Cece is already halfway up the chute by the time I get to the end of the ledges.
"It's like third or fourth class scrambling," she calls down, one hand on the rock and her feet smeared on small edges in the limestone. "The hardest part is that you don't want to bushwhack it."
When I start climbing the chute I immediately find out what she means. The bottom of the chute holds enough dirt to support a good selection of desert plants. And, evolution in action, desert plants have evolved defenses to protect the precious moisture inside them: thorns. Spines. Prickles. Spikes. The trick of climbing this chute is that gravity and fear suggests you climb the bottom of the chute, securely tucked deep between the rock walls.

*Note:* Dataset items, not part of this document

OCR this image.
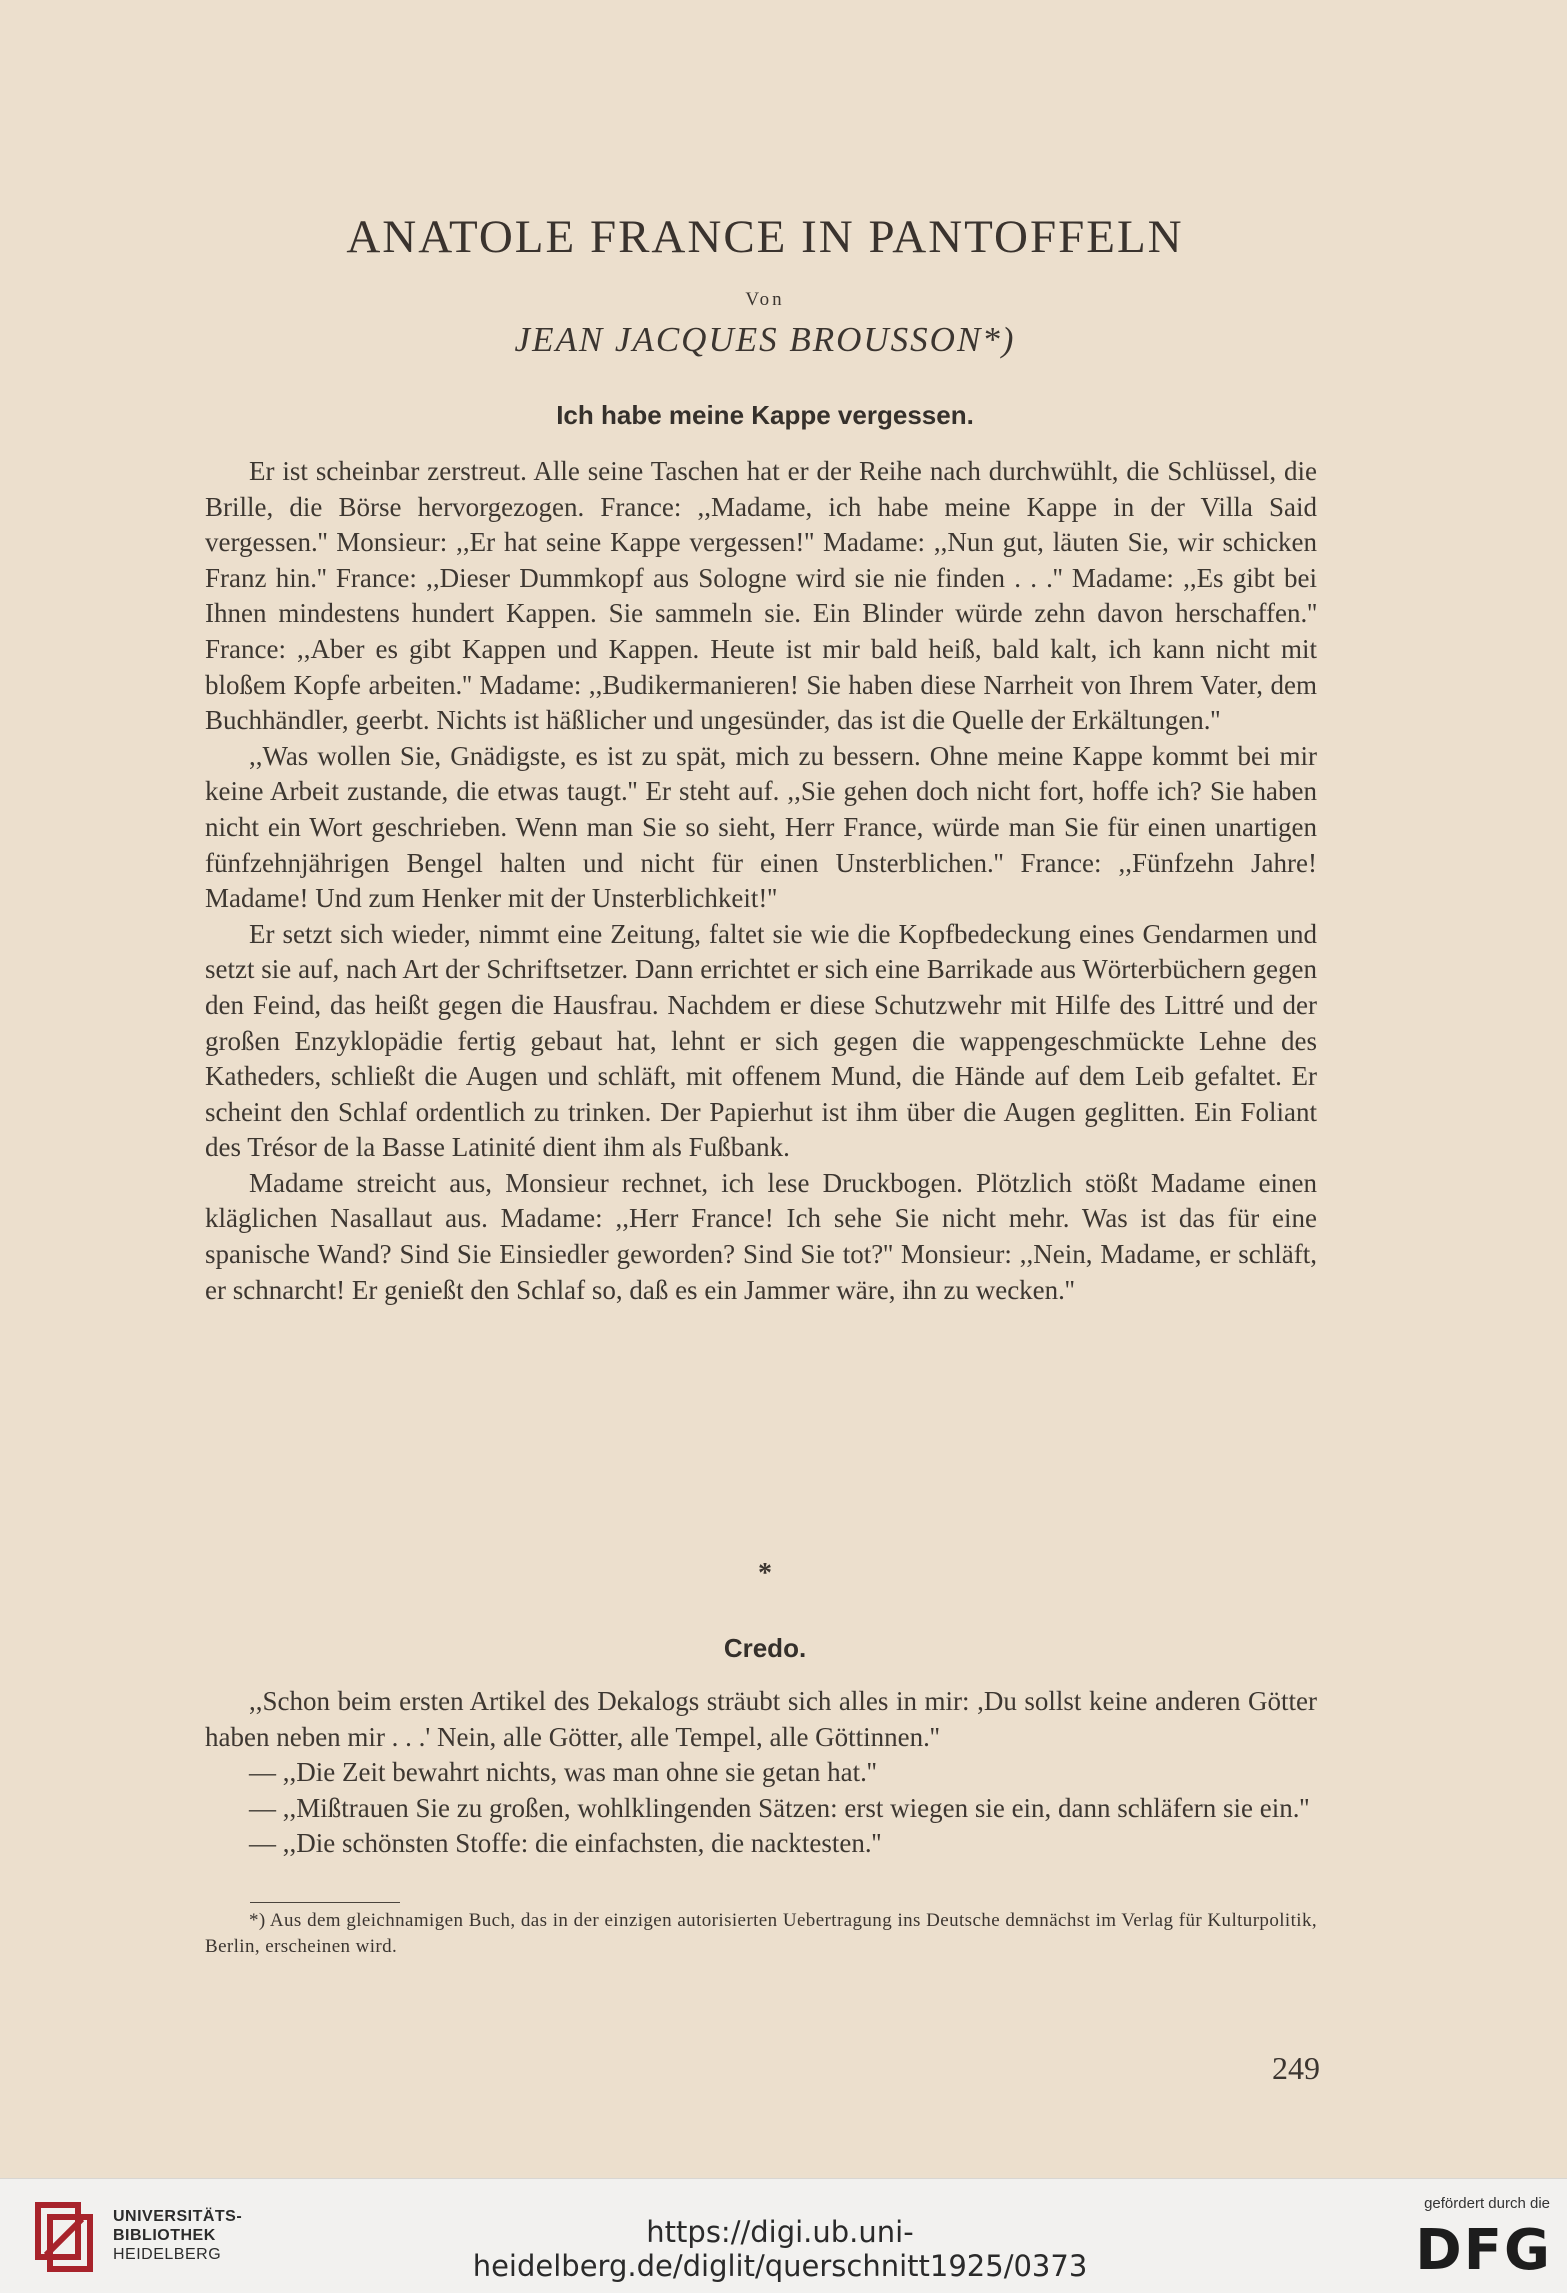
ANATOLE FRANCE IN PANTOFFELN
Von
JEAN JACQUES BROUSSON*)
Ich habe meine Kappe vergessen.

Er ist scheinbar zerstreut. Alle seine Taschen hat er der Reihe nach durchwühlt, die Schlüssel, die Brille, die Börse hervorgezogen. France: ,,Madame, ich habe meine Kappe in der Villa Said vergessen.'' Monsieur: ,,Er hat seine Kappe vergessen!'' Madame: ,,Nun gut, läuten Sie, wir schicken Franz hin.'' France: ,,Dieser Dummkopf aus Sologne wird sie nie finden . . .'' Madame: ,,Es gibt bei Ihnen mindestens hundert Kappen. Sie sammeln sie. Ein Blinder würde zehn davon herschaffen.'' France: ,,Aber es gibt Kappen und Kappen. Heute ist mir bald heiß, bald kalt, ich kann nicht mit bloßem Kopfe arbeiten.'' Madame: ,,Budikermanieren! Sie haben diese Narrheit von Ihrem Vater, dem Buchhändler, geerbt. Nichts ist häßlicher und ungesünder, das ist die Quelle der Erkältungen.''

,,Was wollen Sie, Gnädigste, es ist zu spät, mich zu bessern. Ohne meine Kappe kommt bei mir keine Arbeit zustande, die etwas taugt.'' Er steht auf. ,,Sie gehen doch nicht fort, hoffe ich? Sie haben nicht ein Wort geschrieben. Wenn man Sie so sieht, Herr France, würde man Sie für einen unartigen fünfzehnjährigen Bengel halten und nicht für einen Unsterblichen.'' France: ,,Fünfzehn Jahre! Madame! Und zum Henker mit der Unsterblichkeit!''

Er setzt sich wieder, nimmt eine Zeitung, faltet sie wie die Kopfbedeckung eines Gendarmen und setzt sie auf, nach Art der Schriftsetzer. Dann errichtet er sich eine Barrikade aus Wörterbüchern gegen den Feind, das heißt gegen die Hausfrau. Nachdem er diese Schutzwehr mit Hilfe des Littré und der großen Enzyklopädie fertig gebaut hat, lehnt er sich gegen die wappengeschmückte Lehne des Katheders, schließt die Augen und schläft, mit offenem Mund, die Hände auf dem Leib gefaltet. Er scheint den Schlaf ordentlich zu trinken. Der Papierhut ist ihm über die Augen geglitten. Ein Foliant des Trésor de la Basse Latinité dient ihm als Fußbank.

Madame streicht aus, Monsieur rechnet, ich lese Druckbogen. Plötzlich stößt Madame einen kläglichen Nasallaut aus. Madame: ,,Herr France! Ich sehe Sie nicht mehr. Was ist das für eine spanische Wand? Sind Sie Einsiedler geworden? Sind Sie tot?'' Monsieur: ,,Nein, Madame, er schläft, er schnarcht! Er genießt den Schlaf so, daß es ein Jammer wäre, ihn zu wecken.''

*
Credo.

,,Schon beim ersten Artikel des Dekalogs sträubt sich alles in mir: ,Du sollst keine anderen Götter haben neben mir . . .' Nein, alle Götter, alle Tempel, alle Göttinnen.''

— ,,Die Zeit bewahrt nichts, was man ohne sie getan hat.''

— ,,Mißtrauen Sie zu großen, wohlklingenden Sätzen: erst wiegen sie ein, dann schläfern sie ein.''

— ,,Die schönsten Stoffe: die einfachsten, die nacktesten.''

*) Aus dem gleichnamigen Buch, das in der einzigen autorisierten Uebertragung ins Deutsche demnächst im Verlag für Kulturpolitik, Berlin, erscheinen wird.

249
UNIVERSITÄTS-
BIBLIOTHEK
HEIDELBERG
https://digi.ub.uni-heidelberg.de/diglit/querschnitt1925/0373
gefördert durch die
DFG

The reception you'd get at the bottom, though--sword yuccas, prickly pear, even the names suggesting the need for a healthy distance--that unpleasantness overrules fear and gravity. Instead of cowering at the bottom of the chute as I normally would, I climb as far out on the edge as I can. My right foot is on the chute's right wall, my left on the chute's left wall, stemming up the dihedral. And my hands--one is generally grabbing a hold in the knife-edged limestone (in the Canyon even the rocks have spikes) while the other, between searching for the next hold, carefully nudges a sword yucca or a thorny branch out of the way.
But it's not too hard, actually, and soon I'm at the top of the chute, where there is no more up. We're on the top of the ridge, far above camp. We pause for a couple of photos--the tiny boats fifteen hundred feet below little more than specks of red, white, and blue--and enjoy the rewards of the climb. As I turn in a circle to admire the view, I notice the next summit in the ridge a few hundred yards further south of us.
"Let's go," I tell Cece.
"You want to keep going?" she asks. I think she was expecting me to want to turn around; I've been lagging behind the whole trip. But I'm not smart enough for that. I'm just slow.
"I didn't come this far to NOT go up that one," I say.
Besides, it's an easy hike from here. We both go up to the next rounded summit, where we're seventeen hundred feet above the Colorado. And again, a quarter mile along the ridge further on, is a new high point, this one a dramatic rocky platform hanging high between the main Canyon on the left and a side canyon (209-Mile Canyon) on the right. Cece and I start forward almost without having to think about it.
We get to the new rocky summit, a stunning platform that drops steeply down to a canyon on each side. Eighteen hundred feet above the river. And just ahead, past some rocky scrambling, the next high point beckons, a jumbled mass of sharp-toothed limestone fins and towers and standing stones. It won't be THAT hard to get to...
We get back to camp just as full dark arrives.